The central banks should not overreact to inflation

Macro Highlights - 2/8/2017

Inflation has really taken off. However, this comes as no surprise, and the trend is unlikely to last longer than a couple of months. Central banks should therefore not tighten their monetary policy.

US and Euro zone inflation figures rose sharply in December and January:

  • In the United States, the overall rate of inflation, which hit a low of 0.9% in July last year, stood at 2.1% in December, up from 1.7% in November.
  • In the Euro zone, preliminary estimates put the Harmonised Index of Consumer Prices (HICP), which reached a 2016 low of -0.2% in February, at a year-over-year rate of 1.8% in January 2017, up from 1.1% in December and 0.6% in November.

These figures have led to a further rise in long-term inflation expectations, which had already been trending upwards in the second half of 2016 as reflation returned. In the United States, the 10-year inflation swap, which hit a low of 1.52% in February 2016, bounced back to 2.30% at year-end and then 2.35% at 31 January 2017. In the Euro zone, the 10-year inflation swap went from 0.97% in July to 1.47% in December 2016, reaching 1.55% at 31 January (see charts).





However, this uptick in inflation at year-end did not come as a surprise, and we do not think it points to a high level of inflation over the long term. A closer look at the various consumer price index components shows that the increase in energy prices is largely behind this uptrend.

Fluctuations in oil prices create base effects that alter how energy prices impact inflation. When the price of crude oil dropped sharply between mid-2014 and end-2015, the energy component of consumer price indexes put major downward pressure on the overall rate of inflation from the end of 2014 to the summer of 2016. But when oil prices bottomed out in early 2016 and subsequently began to rise again, this downward effect gradually began to ease in mid-2016, and energy prices started pushing inflation back upwards in late 2016 (see charts). 





Core inflation – i.e. inflation excluding volatile components like energy – has remained relatively stable in recent months. In the United States, it stood at 2.2% in December, similar to the average rate for 2016. In the Euro zone as well, core inflation was 0.9% in December and January, in keeping with its 2016 average.

The base effects of the renewed rise in oil prices should continue to push up overall inflation in the United States and the Euro zone over the coming months, but these effects should then gradually disappear, if oil prices level off as we expect them to. If the upswing in inflation since end-2016 is to last, core inflation will have to pick up steam as well, which we do not think will happen.

  • In the United States, we expect inflation excluding energy and food products to be stable, as the upturn in GDP growth should remain moderate in the first half and the rise in the US dollar since August 2016 will keep the lid on imported prices.
  • In the Euro zone, we forecast GDP growth of 1.6% in 2017, after 1.7% in 2016. This will not be enough to fill the output gap, so the rise in core inflation should be modest.

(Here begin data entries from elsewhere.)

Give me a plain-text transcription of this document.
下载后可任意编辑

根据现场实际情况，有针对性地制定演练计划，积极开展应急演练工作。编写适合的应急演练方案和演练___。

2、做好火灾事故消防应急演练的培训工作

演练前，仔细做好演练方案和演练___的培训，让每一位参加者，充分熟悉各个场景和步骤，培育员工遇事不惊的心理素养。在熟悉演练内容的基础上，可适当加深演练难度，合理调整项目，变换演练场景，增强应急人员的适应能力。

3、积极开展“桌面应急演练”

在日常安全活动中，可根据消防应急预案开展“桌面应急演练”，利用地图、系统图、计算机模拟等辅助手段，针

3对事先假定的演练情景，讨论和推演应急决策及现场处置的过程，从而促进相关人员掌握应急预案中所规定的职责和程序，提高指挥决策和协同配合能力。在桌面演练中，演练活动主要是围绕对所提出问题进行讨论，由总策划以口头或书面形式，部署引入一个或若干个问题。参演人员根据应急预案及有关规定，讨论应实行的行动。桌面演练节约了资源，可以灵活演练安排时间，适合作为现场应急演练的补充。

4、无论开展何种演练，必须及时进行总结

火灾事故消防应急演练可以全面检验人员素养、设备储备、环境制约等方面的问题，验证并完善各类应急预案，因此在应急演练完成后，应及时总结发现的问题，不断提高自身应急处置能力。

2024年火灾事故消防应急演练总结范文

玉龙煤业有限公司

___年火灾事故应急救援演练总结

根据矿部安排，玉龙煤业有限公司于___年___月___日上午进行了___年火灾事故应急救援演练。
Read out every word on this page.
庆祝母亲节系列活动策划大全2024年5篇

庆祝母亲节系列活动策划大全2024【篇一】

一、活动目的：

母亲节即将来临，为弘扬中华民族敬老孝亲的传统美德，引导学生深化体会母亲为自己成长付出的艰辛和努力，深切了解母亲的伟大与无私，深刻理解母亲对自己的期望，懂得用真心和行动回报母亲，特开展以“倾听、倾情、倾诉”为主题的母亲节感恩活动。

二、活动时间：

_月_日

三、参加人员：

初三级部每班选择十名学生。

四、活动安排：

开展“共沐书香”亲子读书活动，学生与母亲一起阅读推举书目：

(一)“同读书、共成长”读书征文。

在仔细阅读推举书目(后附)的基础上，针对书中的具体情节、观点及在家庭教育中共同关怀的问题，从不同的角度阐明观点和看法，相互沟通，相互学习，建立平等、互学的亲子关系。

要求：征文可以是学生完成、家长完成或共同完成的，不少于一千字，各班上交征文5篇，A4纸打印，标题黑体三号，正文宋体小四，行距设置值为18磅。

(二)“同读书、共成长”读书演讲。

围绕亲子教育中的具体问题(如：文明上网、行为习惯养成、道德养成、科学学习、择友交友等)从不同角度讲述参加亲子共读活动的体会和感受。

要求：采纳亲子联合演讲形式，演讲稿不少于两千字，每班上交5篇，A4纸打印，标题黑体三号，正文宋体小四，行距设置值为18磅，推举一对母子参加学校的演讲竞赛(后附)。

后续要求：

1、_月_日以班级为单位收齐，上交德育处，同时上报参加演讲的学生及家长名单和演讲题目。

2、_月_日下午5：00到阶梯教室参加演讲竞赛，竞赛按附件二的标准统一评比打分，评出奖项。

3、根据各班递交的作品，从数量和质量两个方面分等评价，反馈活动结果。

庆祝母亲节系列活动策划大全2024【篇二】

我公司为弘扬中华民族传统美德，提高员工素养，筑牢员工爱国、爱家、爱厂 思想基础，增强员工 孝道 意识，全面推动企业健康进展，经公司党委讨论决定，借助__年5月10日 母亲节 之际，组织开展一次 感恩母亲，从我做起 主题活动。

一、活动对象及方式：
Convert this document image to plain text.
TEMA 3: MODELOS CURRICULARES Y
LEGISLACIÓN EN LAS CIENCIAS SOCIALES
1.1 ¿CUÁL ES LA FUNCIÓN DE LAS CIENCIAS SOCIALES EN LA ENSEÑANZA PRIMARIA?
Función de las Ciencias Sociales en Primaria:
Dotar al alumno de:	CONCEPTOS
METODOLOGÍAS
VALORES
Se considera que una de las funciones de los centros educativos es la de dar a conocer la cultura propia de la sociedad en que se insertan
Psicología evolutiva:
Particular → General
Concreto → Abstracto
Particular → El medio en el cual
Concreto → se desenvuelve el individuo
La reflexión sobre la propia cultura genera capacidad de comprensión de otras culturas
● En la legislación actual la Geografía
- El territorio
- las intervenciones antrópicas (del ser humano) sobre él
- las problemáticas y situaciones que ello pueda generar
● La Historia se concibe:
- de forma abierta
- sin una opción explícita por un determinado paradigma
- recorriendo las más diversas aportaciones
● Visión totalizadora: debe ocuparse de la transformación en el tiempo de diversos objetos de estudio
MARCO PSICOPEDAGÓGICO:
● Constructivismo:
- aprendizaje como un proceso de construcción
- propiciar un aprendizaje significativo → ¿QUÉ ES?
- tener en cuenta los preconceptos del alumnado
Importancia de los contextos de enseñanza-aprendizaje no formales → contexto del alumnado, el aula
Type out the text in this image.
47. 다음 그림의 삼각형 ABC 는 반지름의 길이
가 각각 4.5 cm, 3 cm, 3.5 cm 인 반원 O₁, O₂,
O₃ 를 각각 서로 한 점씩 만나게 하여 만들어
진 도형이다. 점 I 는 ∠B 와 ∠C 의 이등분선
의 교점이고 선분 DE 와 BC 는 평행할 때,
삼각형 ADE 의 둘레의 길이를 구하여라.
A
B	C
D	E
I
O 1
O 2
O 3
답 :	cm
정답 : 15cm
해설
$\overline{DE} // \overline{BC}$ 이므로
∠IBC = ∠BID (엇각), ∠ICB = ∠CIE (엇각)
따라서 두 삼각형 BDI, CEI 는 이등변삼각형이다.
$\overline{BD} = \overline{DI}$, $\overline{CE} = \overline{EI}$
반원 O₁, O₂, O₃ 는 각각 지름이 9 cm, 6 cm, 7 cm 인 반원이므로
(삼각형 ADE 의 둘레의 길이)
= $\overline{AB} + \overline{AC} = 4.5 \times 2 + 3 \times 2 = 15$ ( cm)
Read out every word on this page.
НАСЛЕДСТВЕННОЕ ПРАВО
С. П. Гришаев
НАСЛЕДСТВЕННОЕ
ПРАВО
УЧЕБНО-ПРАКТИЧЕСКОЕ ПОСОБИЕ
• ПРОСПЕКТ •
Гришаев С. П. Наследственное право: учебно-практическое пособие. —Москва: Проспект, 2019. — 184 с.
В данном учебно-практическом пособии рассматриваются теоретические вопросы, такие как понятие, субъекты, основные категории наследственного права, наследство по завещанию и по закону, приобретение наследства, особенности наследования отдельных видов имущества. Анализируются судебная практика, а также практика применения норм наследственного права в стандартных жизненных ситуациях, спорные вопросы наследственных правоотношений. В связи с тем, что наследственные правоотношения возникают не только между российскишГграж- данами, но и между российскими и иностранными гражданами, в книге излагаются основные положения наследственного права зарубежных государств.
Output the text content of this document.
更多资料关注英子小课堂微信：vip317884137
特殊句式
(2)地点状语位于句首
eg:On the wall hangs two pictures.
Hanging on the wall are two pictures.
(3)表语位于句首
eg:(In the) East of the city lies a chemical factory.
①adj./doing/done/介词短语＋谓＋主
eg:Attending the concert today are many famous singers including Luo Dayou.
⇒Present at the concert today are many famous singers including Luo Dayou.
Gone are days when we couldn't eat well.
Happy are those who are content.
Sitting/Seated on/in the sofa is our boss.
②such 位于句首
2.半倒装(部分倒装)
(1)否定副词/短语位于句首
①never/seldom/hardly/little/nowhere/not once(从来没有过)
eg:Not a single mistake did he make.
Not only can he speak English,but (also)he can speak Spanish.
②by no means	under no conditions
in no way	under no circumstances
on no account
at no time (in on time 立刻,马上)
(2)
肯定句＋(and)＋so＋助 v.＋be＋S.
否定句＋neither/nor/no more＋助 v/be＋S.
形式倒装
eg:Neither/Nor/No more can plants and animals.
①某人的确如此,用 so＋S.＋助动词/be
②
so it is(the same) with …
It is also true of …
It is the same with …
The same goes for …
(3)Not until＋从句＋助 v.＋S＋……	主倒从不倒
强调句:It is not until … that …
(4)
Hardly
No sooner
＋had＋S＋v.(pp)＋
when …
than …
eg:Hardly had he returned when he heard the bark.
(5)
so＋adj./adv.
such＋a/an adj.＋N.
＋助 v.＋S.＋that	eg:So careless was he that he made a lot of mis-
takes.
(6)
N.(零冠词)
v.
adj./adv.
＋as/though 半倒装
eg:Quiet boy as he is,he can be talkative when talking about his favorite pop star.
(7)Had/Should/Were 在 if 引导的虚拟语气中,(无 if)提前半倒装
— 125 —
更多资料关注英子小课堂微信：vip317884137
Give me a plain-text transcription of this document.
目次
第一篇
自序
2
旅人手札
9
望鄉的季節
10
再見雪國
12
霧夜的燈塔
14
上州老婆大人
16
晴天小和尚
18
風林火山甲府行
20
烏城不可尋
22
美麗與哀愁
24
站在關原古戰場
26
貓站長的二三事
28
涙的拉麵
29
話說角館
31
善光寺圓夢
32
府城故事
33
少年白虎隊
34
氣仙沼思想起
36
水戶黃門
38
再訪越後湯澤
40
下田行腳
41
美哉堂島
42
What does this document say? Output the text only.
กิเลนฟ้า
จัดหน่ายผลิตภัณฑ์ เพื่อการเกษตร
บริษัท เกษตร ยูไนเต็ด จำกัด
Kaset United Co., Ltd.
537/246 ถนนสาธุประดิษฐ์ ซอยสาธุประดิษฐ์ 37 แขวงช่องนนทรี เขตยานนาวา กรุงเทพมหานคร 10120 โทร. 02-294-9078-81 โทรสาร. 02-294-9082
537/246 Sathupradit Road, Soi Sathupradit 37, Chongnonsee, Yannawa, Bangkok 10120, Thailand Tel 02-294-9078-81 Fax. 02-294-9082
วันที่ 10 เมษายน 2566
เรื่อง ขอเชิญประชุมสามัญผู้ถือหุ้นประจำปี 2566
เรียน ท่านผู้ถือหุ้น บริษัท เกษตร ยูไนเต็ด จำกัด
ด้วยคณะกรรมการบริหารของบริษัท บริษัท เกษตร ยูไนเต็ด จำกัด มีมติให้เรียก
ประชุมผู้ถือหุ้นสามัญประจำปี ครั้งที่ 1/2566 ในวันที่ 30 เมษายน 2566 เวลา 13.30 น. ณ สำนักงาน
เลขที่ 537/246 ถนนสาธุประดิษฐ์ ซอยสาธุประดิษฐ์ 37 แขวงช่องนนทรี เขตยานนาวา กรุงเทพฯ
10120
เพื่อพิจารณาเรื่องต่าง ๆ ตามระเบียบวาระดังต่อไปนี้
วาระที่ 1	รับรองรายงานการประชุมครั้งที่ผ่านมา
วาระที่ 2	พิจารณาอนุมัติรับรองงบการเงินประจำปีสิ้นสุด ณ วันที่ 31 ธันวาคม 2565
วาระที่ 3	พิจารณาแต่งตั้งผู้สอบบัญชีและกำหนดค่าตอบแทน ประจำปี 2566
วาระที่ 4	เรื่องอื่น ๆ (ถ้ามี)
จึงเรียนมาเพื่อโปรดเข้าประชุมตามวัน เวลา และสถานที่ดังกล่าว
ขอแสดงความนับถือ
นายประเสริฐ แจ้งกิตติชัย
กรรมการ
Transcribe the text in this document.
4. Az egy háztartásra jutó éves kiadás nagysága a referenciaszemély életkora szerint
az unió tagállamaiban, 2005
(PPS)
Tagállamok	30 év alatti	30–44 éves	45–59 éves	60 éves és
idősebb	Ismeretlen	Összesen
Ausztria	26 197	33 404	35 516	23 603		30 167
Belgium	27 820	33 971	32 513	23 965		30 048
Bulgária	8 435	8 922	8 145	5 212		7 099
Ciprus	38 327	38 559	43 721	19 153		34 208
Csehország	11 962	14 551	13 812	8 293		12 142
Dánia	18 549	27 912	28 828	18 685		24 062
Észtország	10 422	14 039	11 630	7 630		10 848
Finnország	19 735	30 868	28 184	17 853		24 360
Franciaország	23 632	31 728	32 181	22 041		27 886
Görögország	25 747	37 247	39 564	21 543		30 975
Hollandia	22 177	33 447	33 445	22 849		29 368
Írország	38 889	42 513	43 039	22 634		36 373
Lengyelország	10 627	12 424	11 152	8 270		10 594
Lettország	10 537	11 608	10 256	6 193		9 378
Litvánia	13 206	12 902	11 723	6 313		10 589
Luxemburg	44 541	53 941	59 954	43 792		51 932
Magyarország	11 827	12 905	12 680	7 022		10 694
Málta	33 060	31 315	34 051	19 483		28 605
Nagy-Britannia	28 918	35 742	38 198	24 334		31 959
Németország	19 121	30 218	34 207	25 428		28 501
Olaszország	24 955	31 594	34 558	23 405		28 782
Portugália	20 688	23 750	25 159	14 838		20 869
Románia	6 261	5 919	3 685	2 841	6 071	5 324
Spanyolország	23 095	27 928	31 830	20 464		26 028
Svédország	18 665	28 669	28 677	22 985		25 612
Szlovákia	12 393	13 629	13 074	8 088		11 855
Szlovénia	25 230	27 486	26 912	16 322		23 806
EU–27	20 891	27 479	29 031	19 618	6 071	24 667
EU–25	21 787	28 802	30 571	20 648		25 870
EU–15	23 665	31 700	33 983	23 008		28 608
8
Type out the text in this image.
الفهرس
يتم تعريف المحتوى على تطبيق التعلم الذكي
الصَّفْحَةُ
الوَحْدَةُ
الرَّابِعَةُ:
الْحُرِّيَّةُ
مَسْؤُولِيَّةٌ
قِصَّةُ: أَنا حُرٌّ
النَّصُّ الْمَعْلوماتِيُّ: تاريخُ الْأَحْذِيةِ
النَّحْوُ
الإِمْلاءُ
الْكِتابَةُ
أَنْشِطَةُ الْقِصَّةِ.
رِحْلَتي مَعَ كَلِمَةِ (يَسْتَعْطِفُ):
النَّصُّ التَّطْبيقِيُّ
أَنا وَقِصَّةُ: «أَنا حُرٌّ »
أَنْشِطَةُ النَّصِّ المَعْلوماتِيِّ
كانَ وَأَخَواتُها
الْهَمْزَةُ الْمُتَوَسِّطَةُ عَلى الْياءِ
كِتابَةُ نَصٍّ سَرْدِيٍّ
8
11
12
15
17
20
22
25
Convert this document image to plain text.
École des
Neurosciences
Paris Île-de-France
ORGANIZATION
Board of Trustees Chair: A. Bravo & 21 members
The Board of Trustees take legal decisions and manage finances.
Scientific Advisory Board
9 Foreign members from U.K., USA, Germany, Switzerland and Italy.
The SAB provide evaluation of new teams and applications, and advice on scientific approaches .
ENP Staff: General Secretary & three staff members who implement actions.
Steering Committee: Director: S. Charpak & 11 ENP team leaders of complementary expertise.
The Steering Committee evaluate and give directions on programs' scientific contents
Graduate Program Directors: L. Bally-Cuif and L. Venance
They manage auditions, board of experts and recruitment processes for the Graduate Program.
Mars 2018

We think that the strong rise in overall inflation will continue in the coming months but will not last over the longer term. Central banks therefore won’t need to react hastily to inflation figures or inflation expectations, and this was confirmed at their recent meetings:

  • At the European Central Bank's (ECB) post-meeting press conference, Mario Draghi defended the ECB’s monetary policy despite the recent rise in Euro zone inflation and argued that there was no “convincing upward trend” in core inflation.
  • The US Federal Reserve, which held its meeting on 1 February, did not change its monetary policy. The tone of the Fed's statement did not change from December. The US central bank expects inflation to reach the 2.0% target in the medium term, indicating that the recent increase in inflation and inflation expectations did not come as a surprise and did not call for firmer action by the Fed.
  • The Bank of Japan (BoJ) and the Bank of England (BoE) also maintained their monetary policies at their respective meetings of 31 January and 2 February. Both banks also released macro reports in which they revised up their growth forecasts in light of the brighter global economic outlook. Neither bank changed their inflation forecast – the BoJ thinks that the economic policies of its partners, particularly the United States, are too uncertain, while the BoE believes that the output gap is wider than it previously thought.



  • Despite the rise in inflation figures, we are maintaining our forecast of two Fed rate hikes this year, in June and December. We expect the ECB and BoJ to continue their quantitative easing programmes throughout the year.
  • The BoE should continue to pay closer attention to the rise in inflation, which has also been spurred on by the sharp decline in the pound. The currency's weakness was triggered by uncertainty surrounding Brexit and by structural imbalances in the UK economy, but the BoE is unlikely to be able to strengthen the pound by raising interest rates. We are therefore maintaining our forecast of no change in the BoE's monetary policy in 2017.